"Mein Deutschland- Dein Deutschland" ist die neueste Koproduktion des Journalistenehepaares Stamer/Buhrow. Das 256 Seiten starke, gebundene Buch berichtet von den Eindrücken, die das Paar nach 12 Jahren USA von Deutschland gewinnt.
Schon optisch drängt sich geradezu der Vergleich mit "Mein Amerika - Dein Amerika" (2006), der Betrachtung der amerianischen Gesellschaft und deren Eigenarten, auf. Das Cover ist bis auf den Seitentausch der Autoren nahezu identisch und darauf angelegt, die Leser des genannten Bestsellers anzusprechen. Auch im Klappentext wird darauf hingewiesen, dass nun auf ähnliche Weise Bilanz über Deutschland gezogen werden soll.
Damit hat sich die Ähnlichkeit bedauerlicherweise schon erschöpft.
Während "Mein Amerika - Dein Amerika" die subjektiven Eindrücke des Paares auf eine sehr charmante und humorvolle Art und Weise wiedergibt, gelingt dieses in dem deutschen Pendant nicht. Ganz im Gegenteil: Nach noch hoffnungsfrohem Anfang, verfällt der Stil des Buches doch recht schnell in einen fast schon jammerigen Grundton. Man kann das natürlich auch als "nachdenklich" etikettieren, enttäuschend bleibt es trotzdem.
Der Grund hierfür mag darin liegen, das der absolut überwiegende Teil des Buches sich mit Migrantenpolitik, Integration und Schulsystemen beschäftigt. Alles unterlegt mit persönlichen Erfahrungen aus Bekanntschaften und Erlebnissen. Diese Betrachtungen geraten noch dazu sehr einseitig.
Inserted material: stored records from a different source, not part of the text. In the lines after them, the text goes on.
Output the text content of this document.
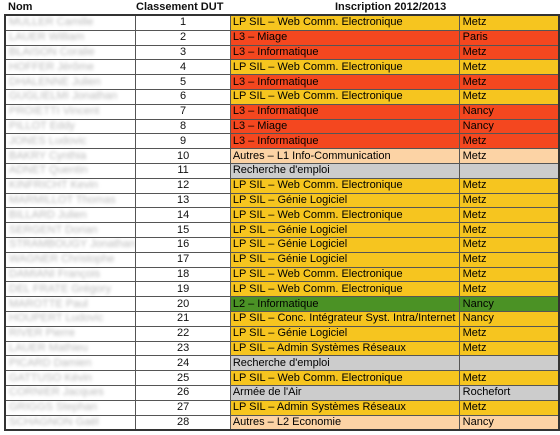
Nom	Classement DUT	Inscription 2012/2013
MULLER Camille	1	LP SIL – Web Comm. Electronique	Metz
LAUER William	2	L3 – Miage	Paris
BLAISON Coralie	3	L3 – Informatique	Metz
HOFFER Jérôme	4	LP SIL – Web Comm. Electronique	Metz
DHALENNE Julien	5	L3 – Informatique	Metz
GUGLIELMI Jonathan	6	LP SIL – Web Comm. Electronique	Metz
PROIETTI Vincent	7	L3 – Informatique	Nancy
PILLOT Eddy	8	L3 – Miage	Nancy
JONES Ludovic	9	L3 – Informatique	Metz
BAKRY Cynthia	10	Autres – L1 Info-Communication	Metz
ADNET Quentin	11	Recherche d'emploi	
KINFRICHT Kevin	12	LP SIL – Web Comm. Electronique	Metz
MARMILLOT Thomas	13	LP SIL – Génie Logiciel	Metz
BILLARD Julien	14	LP SIL – Web Comm. Electronique	Metz
SERGENT Dorian	15	LP SIL – Génie Logiciel	Metz
STRAMBOUGY Jonathan	16	LP SIL – Génie Logiciel	Metz
WAGNER Christophe	17	LP SIL – Génie Logiciel	Metz
DAMIANI François	18	LP SIL – Web Comm. Electronique	Metz
DEL FRATE Grégory	19	LP SIL – Web Comm. Electronique	Metz
MAROTTE Paul	20	L2 – Informatique	Nancy
HOUPERT Ludovic	21	LP SIL – Conc. Intégrateur Syst. Intra/Internet	Nancy
RIVER Pierre	22	LP SIL – Génie Logiciel	Metz
LAUER Mathieu	23	LP SIL – Admin Systèmes Réseaux	Metz
PICARD Damien	24	Recherche d'emploi	
GATTUSO Kévin	25	LP SIL – Web Comm. Electronique	Metz
CORNIER Jacques	26	Armée de l'Air	Rochefort
GRIGGS Stephan	27	LP SIL – Admin Systèmes Réseaux	Metz
SCHAGNON Gaël	28	Autres – L2 Economie	Nancy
Die Autoren und der Verlag haben hier eine Erwartungshaltung geschaffen, die das Buch ganz klar nicht erfüllt.
Fazit: Wer das Buch kauft, weil er "Mein Amerika - Dein Amerika" mochte, dürfte eher enttäuscht sein. Ansonsten bleibt ein leicht zu lesender, sehr subjektiver und damit lückenhafter Blick auf vor allem das deutsche Schulsystem und die Lage von Migranten. Das ganze gibt es zu einem doch sehr ambitioniertem Preis. Ein Taschenbuch hätte es vielleicht auch getan.